L’air nécessaire à la prise induit une utilisation des chaux aériennes en finition et hors périodes d’intempéries pour laisser au mortier le temps de se structurer.
En sous couche on recherchera un complément de prise hydraulique par une chaux hydraulique ou un agrégat pouzzolanique.
Exposé à l’air, le mortier de chaux aérienne continue à faire prise pendant 9 à 12 mois. Les mesures normalisées de la résistance à 1 mois, adaptées au ciment, ne conviennent pas aux mortiers de chaux. A carbonatation complète, la résistance sera au moins 3 fois la résistance mesurée à 1 mois.

Mystérieusement, la prise pouzzolanique :
C’est la prise hydraulique apportée par l’agrégat à une chaux. On hydraulise la chaux. Cette réaction maîtrisée par les Romains garde, aujourd’hui encore, beaucoup de secrets.
Certains auteurs décrivent cette prise comme le résultat du gaz carbonique inclut à l’agrégat, naturellement dans les matériaux volcaniques ou suite à la cuisson dans la brique pillée.
Comme les argiles, les pouzzolanes sont composées essentiellement de silice, d’alumine et d’oxyde de fer. Elles se combinent à froid avec la chaux en présence d’eau. On doit les réduire en poudre pour faciliter la réaction.

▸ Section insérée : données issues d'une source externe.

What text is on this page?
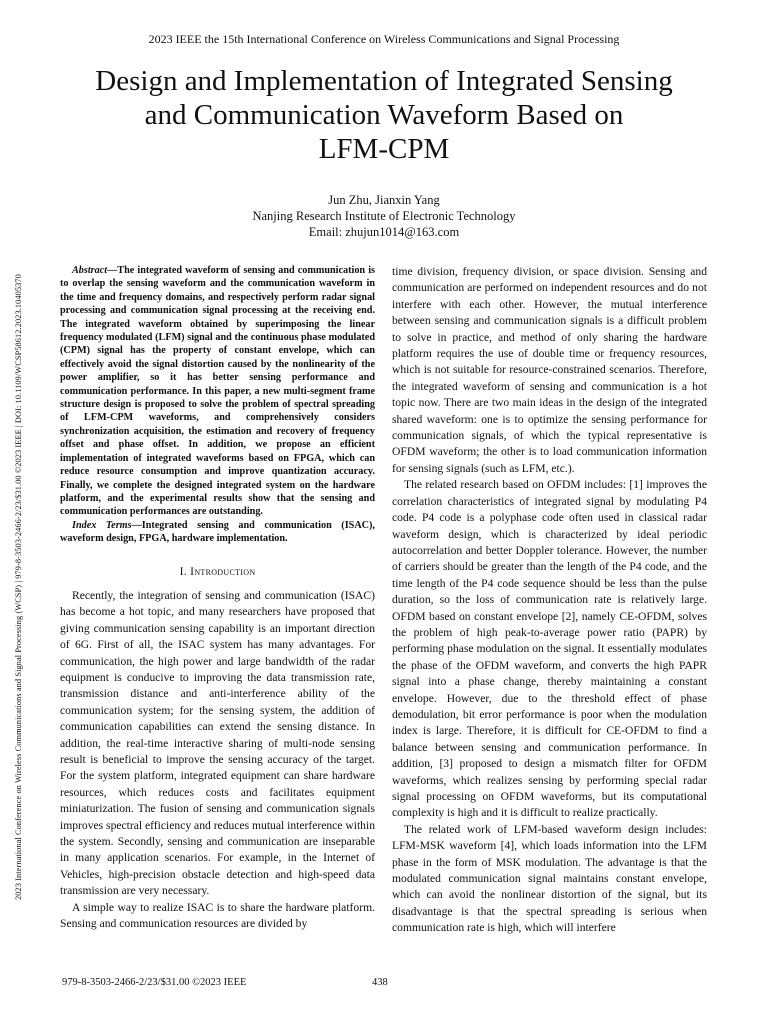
2023 IEEE the 15th International Conference on Wireless Communications and Signal Processing
2023 International Conference on Wireless Communications and Signal Processing (WCSP) | 979-8-3503-2466-2/23/$31.00 ©2023 IEEE | DOI: 10.1109/WCSP58612.2023.10405370
Design and Implementation of Integrated Sensing
and Communication Waveform Based on
LFM-CPM
Jun Zhu, Jianxin Yang
Nanjing Research Institute of Electronic Technology
Email: zhujun1014@163.com

Abstract—The integrated waveform of sensing and communication is to overlap the sensing waveform and the communication waveform in the time and frequency domains, and respectively perform radar signal processing and communication signal processing at the receiving end. The integrated waveform obtained by superimposing the linear frequency modulated (LFM) signal and the continuous phase modulated (CPM) signal has the property of constant envelope, which can effectively avoid the signal distortion caused by the nonlinearity of the power amplifier, so it has better sensing performance and communication performance. In this paper, a new multi-segment frame structure design is proposed to solve the problem of spectral spreading of LFM-CPM waveforms, and comprehensively considers synchronization acquisition, the estimation and recovery of frequency offset and phase offset. In addition, we propose an efficient implementation of integrated waveforms based on FPGA, which can reduce resource consumption and improve quantization accuracy. Finally, we complete the designed integrated system on the hardware platform, and the experimental results show that the sensing and communication performances are outstanding.

Index Terms—Integrated sensing and communication (ISAC), waveform design, FPGA, hardware implementation.

I. Introduction

Recently, the integration of sensing and communication (ISAC) has become a hot topic, and many researchers have proposed that giving communication sensing capability is an important direction of 6G. First of all, the ISAC system has many advantages. For communication, the high power and large bandwidth of the radar equipment is conducive to improving the data transmission rate, transmission distance and anti-interference ability of the communication system; for the sensing system, the addition of communication capabilities can extend the sensing distance. In addition, the real-time interactive sharing of multi-node sensing result is beneficial to improve the sensing accuracy of the target. For the system platform, integrated equipment can share hardware resources, which reduces costs and facilitates equipment miniaturization. The fusion of sensing and communication signals improves spectral efficiency and reduces mutual interference within the system. Secondly, sensing and communication are inseparable in many application scenarios. For example, in the Internet of Vehicles, high-precision obstacle detection and high-speed data transmission are very necessary.

A simple way to realize ISAC is to share the hardware platform. Sensing and communication resources are divided by

time division, frequency division, or space division. Sensing and communication are performed on independent resources and do not interfere with each other. However, the mutual interference between sensing and communication signals is a difficult problem to solve in practice, and method of only sharing the hardware platform requires the use of double time or frequency resources, which is not suitable for resource-constrained scenarios. Therefore, the integrated waveform of sensing and communication is a hot topic now. There are two main ideas in the design of the integrated shared waveform: one is to optimize the sensing performance for communication signals, of which the typical representative is OFDM waveform; the other is to load communication information for sensing signals (such as LFM, etc.).

The related research based on OFDM includes: [1] improves the correlation characteristics of integrated signal by modulating P4 code. P4 code is a polyphase code often used in classical radar waveform design, which is characterized by ideal periodic autocorrelation and better Doppler tolerance. However, the number of carriers should be greater than the length of the P4 code, and the time length of the P4 code sequence should be less than the pulse duration, so the loss of communication rate is relatively large. OFDM based on constant envelope [2], namely CE-OFDM, solves the problem of high peak-to-average power ratio (PAPR) by performing phase modulation on the signal. It essentially modulates the phase of the OFDM waveform, and converts the high PAPR signal into a phase change, thereby maintaining a constant envelope. However, due to the threshold effect of phase demodulation, bit error performance is poor when the modulation index is large. Therefore, it is difficult for CE-OFDM to find a balance between sensing and communication performance. In addition, [3] proposed to design a mismatch filter for OFDM waveforms, which realizes sensing by performing special radar signal processing on OFDM waveforms, but its computational complexity is high and it is difficult to realize practically.

The related work of LFM-based waveform design includes: LFM-MSK waveform [4], which loads information into the LFM phase in the form of MSK modulation. The advantage is that the modulated communication signal maintains constant envelope, which can avoid the nonlinear distortion of the signal, but its disadvantage is that the spectral spreading is serious when communication rate is high, which will interfere

979-8-3503-2466-2/23/$31.00 ©2023 IEEE	438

La pouzzolane finement broyée réagit en présence d’humidité avec les hydroxydes alcalins ou alcalino terreux des chaux naturelles pour former des composés à propriété hydraulique.
La prise pouzzolanique est assez rapide mais elle varie en fonction du type de chaux, de l’agrégat utilisé et de sa mouture.
On a longtemps supposé que cette réaction était recherchée pour donner des caractéristiques hydrauliques à des chaux qui ne l’étaient pas. Il semble que la réaction soit pourtant aléatoire avec une chaux calcique de type CL90 et beaucoup plus forte avec une chaux faiblement hydraulique de type NHL 2. Une affaire à suivre …
Les agrégats pouzzolaniques :
– LE TUILEAU ou « pouzzolane artificielle »,réagit plus fortement si la terre est peu cuite et broyée finement.
– LE BASALTE induit une réaction pouzzolanique plus forte que la pouzzolane.- LES CENDRES apportent également une prise pouzzolanique.
– POUR LES CHAUX VIVES utilisées pour stabiliser les sols, les fabricants donnent l »indice de réceptivité pouzzolanique » qui qualifie la réactivité de leur chaux aux argiles.
– LES CHAUX MAGNÉSIENNES ne conviennent pas, l’oxyde de magnésium ne participant pas à la réaction pouzzolanique.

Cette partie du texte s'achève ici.